Slow paced shopping lanes introduced to Scotland
Tesco in Forres, Scotland is the first Scottish supermarket to offer a relaxed check out service. After a collaboration with Alzheimers Scotland and multiple customer contact sessions, the local store decided to pilot the relaxed check out on Tuesday and Wednesday mornings. This is in an effort to be more inclusive to many members of the community who dislike the feeling of being pressured and rushed.
Keeping a calm tone promotes socialising for the older members of the community who can otherwise feel isolated. Many people enjoy chatting to their cashier as other social interactions may be limited, however this is inhibited by supermarket targets for items scanned per hour. It is also a blessing for those with limited mobility, as people who use mobility scooters or need mobility accessories like home stair lifts often need a little more time at check outs and can often feel pressured by both checkout staff and other customers. Tesco putting a slower lane in place shows they value customer experience as well as profits.

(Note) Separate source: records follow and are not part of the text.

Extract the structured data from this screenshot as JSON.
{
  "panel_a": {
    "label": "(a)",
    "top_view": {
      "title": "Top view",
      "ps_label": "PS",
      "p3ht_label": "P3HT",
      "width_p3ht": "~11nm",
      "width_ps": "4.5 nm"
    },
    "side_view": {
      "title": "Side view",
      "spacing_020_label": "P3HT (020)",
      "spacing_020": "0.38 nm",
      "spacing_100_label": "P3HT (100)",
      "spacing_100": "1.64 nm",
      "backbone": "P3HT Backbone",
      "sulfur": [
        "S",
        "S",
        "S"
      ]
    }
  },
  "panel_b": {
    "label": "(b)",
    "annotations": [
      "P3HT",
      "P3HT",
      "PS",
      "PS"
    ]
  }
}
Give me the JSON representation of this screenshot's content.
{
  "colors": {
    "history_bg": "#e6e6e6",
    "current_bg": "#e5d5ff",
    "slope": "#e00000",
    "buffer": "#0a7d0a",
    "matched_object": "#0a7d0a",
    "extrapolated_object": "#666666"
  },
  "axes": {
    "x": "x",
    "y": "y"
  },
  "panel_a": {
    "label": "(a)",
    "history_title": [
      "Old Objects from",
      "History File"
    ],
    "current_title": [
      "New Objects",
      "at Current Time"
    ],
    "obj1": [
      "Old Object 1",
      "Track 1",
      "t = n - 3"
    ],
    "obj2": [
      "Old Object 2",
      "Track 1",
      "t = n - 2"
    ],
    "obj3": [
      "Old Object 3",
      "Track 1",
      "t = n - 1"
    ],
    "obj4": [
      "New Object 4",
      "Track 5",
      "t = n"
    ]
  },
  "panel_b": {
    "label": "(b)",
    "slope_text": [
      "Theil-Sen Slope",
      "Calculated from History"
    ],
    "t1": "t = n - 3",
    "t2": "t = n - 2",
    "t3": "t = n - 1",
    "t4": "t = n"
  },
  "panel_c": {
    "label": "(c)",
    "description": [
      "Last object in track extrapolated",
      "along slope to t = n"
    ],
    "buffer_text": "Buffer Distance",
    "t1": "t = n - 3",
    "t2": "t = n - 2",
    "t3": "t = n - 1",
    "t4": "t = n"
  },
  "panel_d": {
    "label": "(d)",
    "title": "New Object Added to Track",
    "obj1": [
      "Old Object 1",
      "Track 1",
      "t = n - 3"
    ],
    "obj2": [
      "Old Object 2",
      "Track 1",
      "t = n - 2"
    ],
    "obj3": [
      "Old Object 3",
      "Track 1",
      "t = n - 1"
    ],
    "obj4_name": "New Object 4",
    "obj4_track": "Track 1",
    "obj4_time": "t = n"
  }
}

There is also less pressure for those who suffer with autism, anxiety and other disorders who struggle with situations where they may feel overwhelmed. By reducing the stress, it should make the shopping experience more pleasant for a range of individuals within the community.

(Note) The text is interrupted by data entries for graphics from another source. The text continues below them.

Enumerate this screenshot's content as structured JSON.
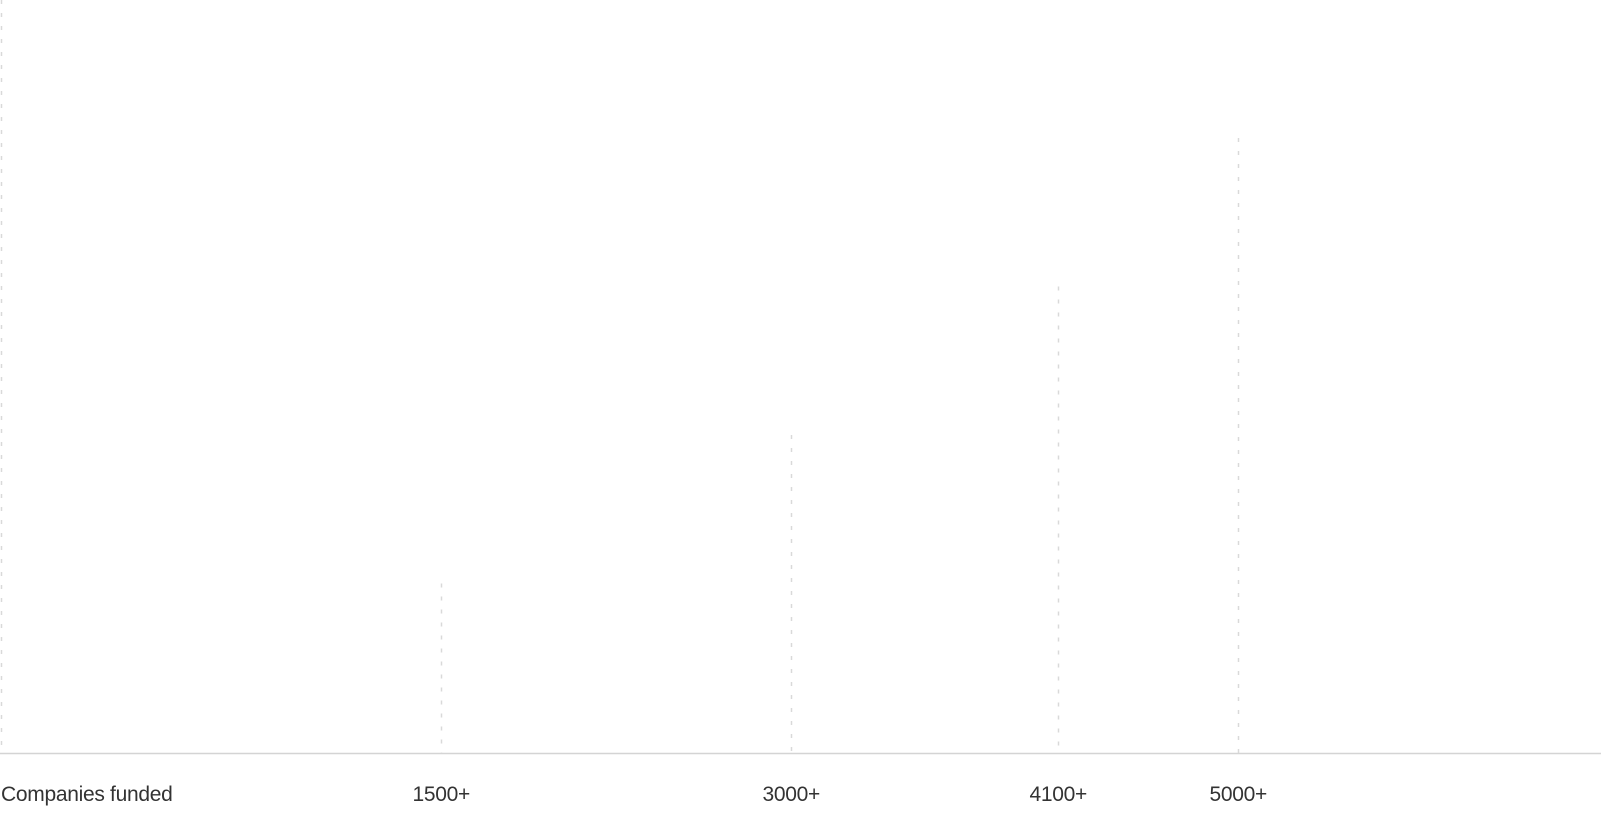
{
  "chart_data": {
    "type": "bar",
    "title": "",
    "xlabel": "Companies funded",
    "ylabel": "",
    "categories": [
      "1500+",
      "3000+",
      "4100+",
      "5000+"
    ],
    "values": [
      1500,
      3000,
      4100,
      5000
    ],
    "grid": false,
    "line_color": "#d9d9d9",
    "axis_color": "#d4d4d4",
    "text_color": "#333333"
  }
}
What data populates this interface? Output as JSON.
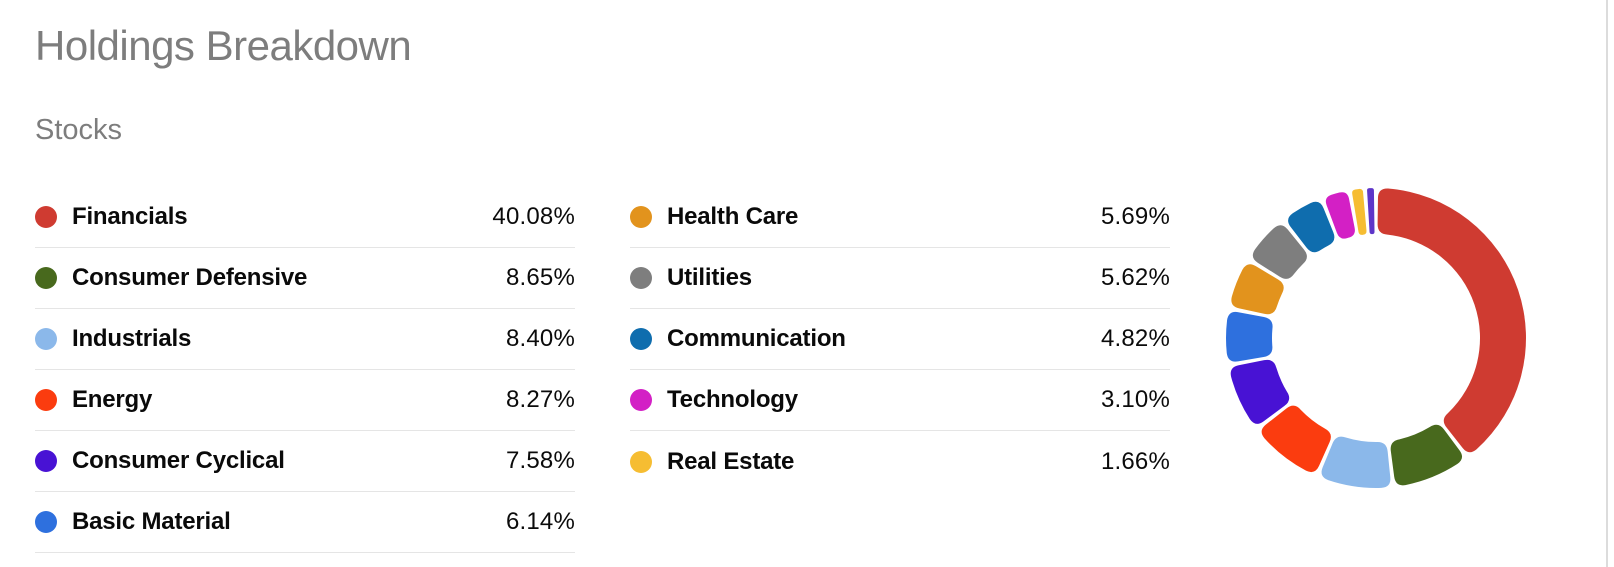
{
  "page": {
    "title": "Holdings Breakdown",
    "subtitle": "Stocks"
  },
  "colors": {
    "background": "#ffffff",
    "heading_text": "#7d7d7d",
    "label_text": "#0a0a0a",
    "value_text": "#0b0b0b",
    "divider": "#e5e5e5",
    "panel_right_border": "#dcdcdc"
  },
  "holdings": {
    "columns": [
      {
        "divider_after_last": true,
        "items": [
          {
            "label": "Financials",
            "value": "40.08%",
            "color": "#cf3b31"
          },
          {
            "label": "Consumer Defensive",
            "value": "8.65%",
            "color": "#48691d"
          },
          {
            "label": "Industrials",
            "value": "8.40%",
            "color": "#8bb8ea"
          },
          {
            "label": "Energy",
            "value": "8.27%",
            "color": "#fb3c0f"
          },
          {
            "label": "Consumer Cyclical",
            "value": "7.58%",
            "color": "#4812d4"
          },
          {
            "label": "Basic Material",
            "value": "6.14%",
            "color": "#2e70de"
          }
        ]
      },
      {
        "divider_after_last": false,
        "items": [
          {
            "label": "Health Care",
            "value": "5.69%",
            "color": "#e2931d"
          },
          {
            "label": "Utilities",
            "value": "5.62%",
            "color": "#7e7e7e"
          },
          {
            "label": "Communication",
            "value": "4.82%",
            "color": "#0f6dae"
          },
          {
            "label": "Technology",
            "value": "3.10%",
            "color": "#d320c5"
          },
          {
            "label": "Real Estate",
            "value": "1.66%",
            "color": "#f6bd32"
          }
        ]
      }
    ]
  },
  "chart_data": {
    "type": "pie",
    "subtype": "donut",
    "title": "Holdings Breakdown",
    "group_label": "Stocks",
    "values_are_percent": true,
    "start_angle_deg": 0,
    "direction": "clockwise",
    "outer_radius": 150,
    "inner_radius": 104,
    "legend_position": "left",
    "segments": [
      {
        "label": "Financials",
        "value": 40.08,
        "color": "#cf3b31"
      },
      {
        "label": "Consumer Defensive",
        "value": 8.65,
        "color": "#48691d"
      },
      {
        "label": "Industrials",
        "value": 8.4,
        "color": "#8bb8ea"
      },
      {
        "label": "Energy",
        "value": 8.27,
        "color": "#fb3c0f"
      },
      {
        "label": "Consumer Cyclical",
        "value": 7.58,
        "color": "#4812d4"
      },
      {
        "label": "Basic Material",
        "value": 6.14,
        "color": "#2e70de"
      },
      {
        "label": "Health Care",
        "value": 5.69,
        "color": "#e2931d"
      },
      {
        "label": "Utilities",
        "value": 5.62,
        "color": "#7e7e7e"
      },
      {
        "label": "Communication",
        "value": 4.82,
        "color": "#0f6dae"
      },
      {
        "label": "Technology",
        "value": 3.1,
        "color": "#d320c5"
      },
      {
        "label": "Real Estate",
        "value": 1.66,
        "color": "#f6bd32"
      },
      {
        "label": "",
        "value": 1.2,
        "color": "#5e35c8"
      }
    ]
  }
}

Other stores, both in the USA and UK have trialled quiet hours, especially in the lead up to Christmas. JC Penney, an American department store, piloted a sensory friendly shopping experience directed at parents with autistic children. By reducing the lighting, turning off the music and halting tannoy announcements, they lessen the stimulation people experience in these specific quiet hours.
A similar experiment involved Toys R Us in the UK, where one Sunday morning in early December, they kept noise and lighting to a minimum while also creating quiet zones, in stark contrast to most Christmas shopping experiences. Though these examples appear to be few and far between, the increase in quiet hours and relaxed lanes shows a turning of tide to increased community inclusion, which in the future will hopefully be standard practice across many supermarkets and high street stores.